Roots Manuva – ‘Bleeds’

South London hip-hop vet goes deep on an emotionally weighty sixth album

Ever since Roots Manuva’s first foray into UK hip-hop in the mid-’90s, he’s been celebrated for what he isn’t as much as what he is. When the 43-year-old (real name Rodney Smith) released 2001’s lauded second album ‘Run Come Save Me’, its inspired mash of patois, homespun whimsy and dub rhythms could hardly have been less like Diddy, Ja Rule or the other American rap giants surrounding him. Smith has certainly battled personal demons in his time (his management attempted to have him sectioned a decade or so ago) and sixth album ‘Bleeds’ is often weighty, but sounds consistently alive, and inimitably Roots Manuva.

Nevertheless, his chosen producers explore fresh avenues over these ten songs. ‘Facety 2:11’ is engineered by Four Tet, and sounds like something MIA might have rejected back in the day for being too clanky (no bad thing, in context).
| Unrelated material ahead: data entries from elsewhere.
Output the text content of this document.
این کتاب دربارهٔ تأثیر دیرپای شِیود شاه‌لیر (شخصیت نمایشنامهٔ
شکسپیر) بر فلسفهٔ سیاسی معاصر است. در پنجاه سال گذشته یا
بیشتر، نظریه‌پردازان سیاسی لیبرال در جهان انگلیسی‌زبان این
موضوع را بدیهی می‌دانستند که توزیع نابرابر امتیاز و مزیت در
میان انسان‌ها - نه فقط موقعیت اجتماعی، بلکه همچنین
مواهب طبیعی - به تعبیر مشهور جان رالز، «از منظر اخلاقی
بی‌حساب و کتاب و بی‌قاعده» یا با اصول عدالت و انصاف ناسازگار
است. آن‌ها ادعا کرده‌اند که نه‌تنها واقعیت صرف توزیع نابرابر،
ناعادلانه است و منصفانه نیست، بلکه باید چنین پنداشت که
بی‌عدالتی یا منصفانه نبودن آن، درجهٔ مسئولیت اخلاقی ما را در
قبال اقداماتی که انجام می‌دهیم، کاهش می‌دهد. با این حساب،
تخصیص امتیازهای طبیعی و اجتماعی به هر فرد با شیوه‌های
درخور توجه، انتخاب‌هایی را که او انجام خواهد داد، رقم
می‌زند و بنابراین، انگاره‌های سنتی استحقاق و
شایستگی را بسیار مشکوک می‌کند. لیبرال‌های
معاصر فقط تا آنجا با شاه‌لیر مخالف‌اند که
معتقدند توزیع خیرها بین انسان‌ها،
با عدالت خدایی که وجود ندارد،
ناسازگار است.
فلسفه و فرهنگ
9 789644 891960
With You, the new alias for Major Lazer founder Switch, moves from dub to trap with a quickness on ‘Crying’, whose beats turns a baby’s grizzling into a rhythmic device. Adrian Sherwood is handed the controls for three songs around the middle of the album, ‘Cargo’ the highlight.
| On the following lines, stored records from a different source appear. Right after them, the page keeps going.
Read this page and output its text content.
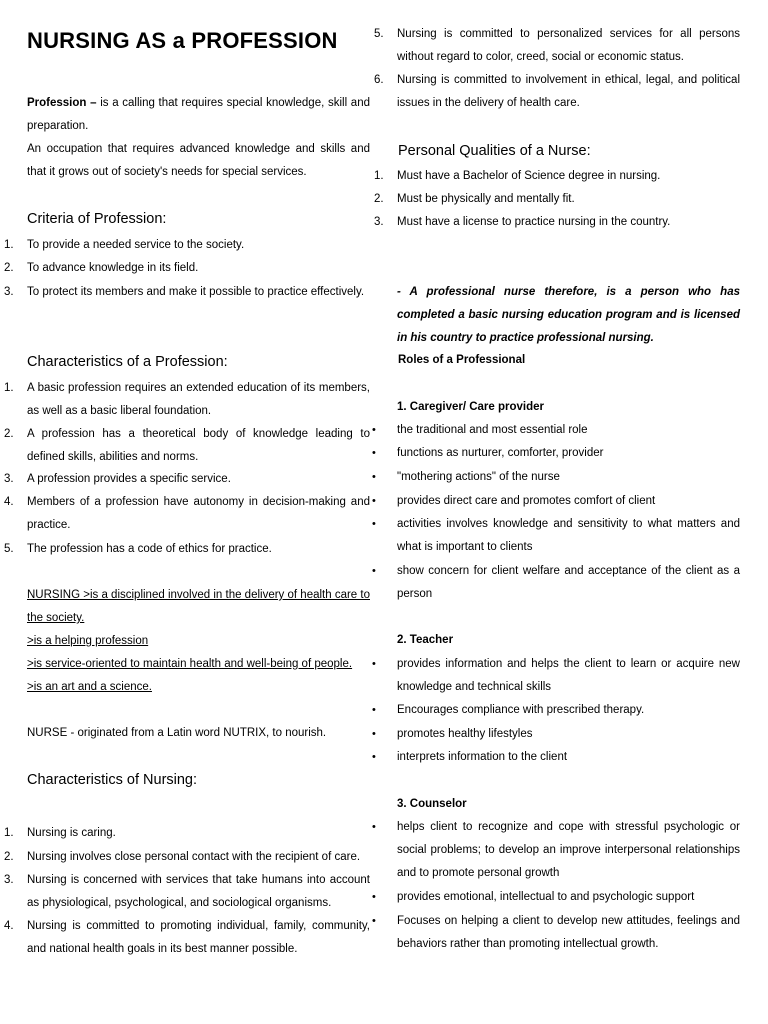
NURSING AS a PROFESSION
Profession – is a calling that requires special knowledge, skill and preparation.
An occupation that requires advanced knowledge and skills and that it grows out of society's needs for special services.
Criteria of Profession:
1. To provide a needed service to the society.
2. To advance knowledge in its field.
3. To protect its members and make it possible to practice effectively.
Characteristics of a Profession:
1. A basic profession requires an extended education of its members, as well as a basic liberal foundation.
2. A profession has a theoretical body of knowledge leading to defined skills, abilities and norms.
3. A profession provides a specific service.
4. Members of a profession have autonomy in decision-making and practice.
5. The profession has a code of ethics for practice.
NURSING >is a disciplined involved in the delivery of health care to the society.
>is a helping profession
>is service-oriented to maintain health and well-being of people.
>is an art and a science.
NURSE - originated from a Latin word NUTRIX, to nourish.
Characteristics of Nursing:
1. Nursing is caring.
2. Nursing involves close personal contact with the recipient of care.
3. Nursing is concerned with services that take humans into account as physiological, psychological, and sociological organisms.
4. Nursing is committed to promoting individual, family, community, and national health goals in its best manner possible.
5. Nursing is committed to personalized services for all persons without regard to color, creed, social or economic status.
6. Nursing is committed to involvement in ethical, legal, and political issues in the delivery of health care.
Personal Qualities of a Nurse:
1. Must have a Bachelor of Science degree in nursing.
2. Must be physically and mentally fit.
3. Must have a license to practice nursing in the country.
- A professional nurse therefore, is a person who has completed a basic nursing education program and is licensed in his country to practice professional nursing.
Roles of a Professional
1. Caregiver/ Care provider
• the traditional and most essential role
• functions as nurturer, comforter, provider
• "mothering actions" of the nurse
• provides direct care and promotes comfort of client
• activities involves knowledge and sensitivity to what matters and what is important to clients
• show concern for client welfare and acceptance of the client as a person
2. Teacher
• provides information and helps the client to learn or acquire new knowledge and technical skills
• Encourages compliance with prescribed therapy.
• promotes healthy lifestyles
• interprets information to the client
3. Counselor
• helps client to recognize and cope with stressful psychologic or social problems; to develop an improve interpersonal relationships and to promote personal growth
• provides emotional, intellectual to and psychologic support
• Focuses on helping a client to develop new attitudes, feelings and behaviors rather than promoting intellectual growth.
Elsewhere, though, ‘Bleeds’ is disarmingly lush: opener ‘Hard Bastards’ might be an exasperated lament for a British underclass cast adrift, but those strings which kick it off sure sound posh. ‘Don’t Breathe Out’ (“The poor don’t relax/The poor do the funky soul clap … turn Jesus black”) toys with an unusually commercial, ’60s soul-esque motif. Most lavish of all is ‘I Know Your Face’: powered by keening cellos and cascading harpsichords, any hint of Roots’ cheekily British frivolity seems very far away, despite it being in evidence as recently as the previous song (‘One Thing’, which proclaims “the geezer called Jesus is the leader of a gang”). And while this could have added up to more gravitas than his personality can handle, it’s impressive. To borrow one of his old album titles, this is awfully deep.